Newspaper Owned By Fracking Billionaire Leaks Memo Calling Pipeline Opponents Potential “Terrorists”


Jerri-Lynn here: This post reminds us of the role states play in policing and repressing protest over pipeline and fracking activities. With the Trump administration formally committed to promoting these activities, and judicial appointments expected to push courts further rightward, protestors looking to challenge such activities face formidable obstacles.

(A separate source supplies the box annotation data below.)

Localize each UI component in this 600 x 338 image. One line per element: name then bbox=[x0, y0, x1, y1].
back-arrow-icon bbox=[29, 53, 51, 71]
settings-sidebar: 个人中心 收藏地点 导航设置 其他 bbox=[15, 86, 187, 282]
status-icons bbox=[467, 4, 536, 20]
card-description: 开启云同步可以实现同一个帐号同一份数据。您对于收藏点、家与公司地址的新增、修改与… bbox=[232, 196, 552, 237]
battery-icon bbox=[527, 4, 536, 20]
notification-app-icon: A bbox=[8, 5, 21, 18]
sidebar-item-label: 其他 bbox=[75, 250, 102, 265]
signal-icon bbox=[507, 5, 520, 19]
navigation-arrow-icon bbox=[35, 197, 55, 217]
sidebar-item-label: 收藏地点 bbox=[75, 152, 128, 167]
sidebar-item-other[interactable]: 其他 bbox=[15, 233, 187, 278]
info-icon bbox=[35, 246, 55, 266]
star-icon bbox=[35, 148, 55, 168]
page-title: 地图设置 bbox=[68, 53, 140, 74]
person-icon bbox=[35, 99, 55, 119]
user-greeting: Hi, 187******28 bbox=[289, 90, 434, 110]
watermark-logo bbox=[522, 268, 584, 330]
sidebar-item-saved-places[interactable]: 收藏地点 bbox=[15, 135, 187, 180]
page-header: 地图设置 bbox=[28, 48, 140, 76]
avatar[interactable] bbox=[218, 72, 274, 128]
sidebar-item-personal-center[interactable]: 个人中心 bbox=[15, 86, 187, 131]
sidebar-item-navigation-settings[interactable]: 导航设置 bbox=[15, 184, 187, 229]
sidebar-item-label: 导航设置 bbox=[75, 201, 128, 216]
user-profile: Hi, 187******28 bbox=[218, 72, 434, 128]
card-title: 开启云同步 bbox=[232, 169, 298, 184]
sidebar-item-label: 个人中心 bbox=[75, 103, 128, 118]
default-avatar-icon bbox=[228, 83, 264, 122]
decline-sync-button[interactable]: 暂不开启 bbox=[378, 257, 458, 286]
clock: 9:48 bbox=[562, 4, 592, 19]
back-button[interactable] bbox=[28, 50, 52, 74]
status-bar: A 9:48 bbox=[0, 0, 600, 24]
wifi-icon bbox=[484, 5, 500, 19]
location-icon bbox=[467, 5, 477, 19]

By Steve Horn, is an Indianapolis, IN-based Research Fellow for DeSmogBlog and a freelance investigative journalist and past reporter and researcher at the Center for Media and Democracy. His writing has appeared in Al Jazeera America, The Guardian, Vice News, The Intercept, Vocativ, Wisconsin Watch, Truth-Out, AlterNet, NUVO, Isthmus and elsewhere. Originally published at DeSmogBlog

The U.S. Department of Homeland Security (DHS) has published a report titled, “Potential Domestic Terrorist Threats to Multi-State Diamond Pipeline Construction Project,” dated April 7 and first published by The Washington Examiner.

The DHS field analysis report points to lessons from policing the Dakota Access pipeline, saying they can be applied to the ongoing controversy over the Diamond pipeline, which, when complete, will stretch from Cushing, Oklahoma to Memphis, Tennessee. While lacking “credible information” of such a potential threat, DHS concluded that “the most likely potential domestic terrorist threat to the Diamond Pipeline … is from environmental rights extremists motivated by resentment over perceived environmental destruction.”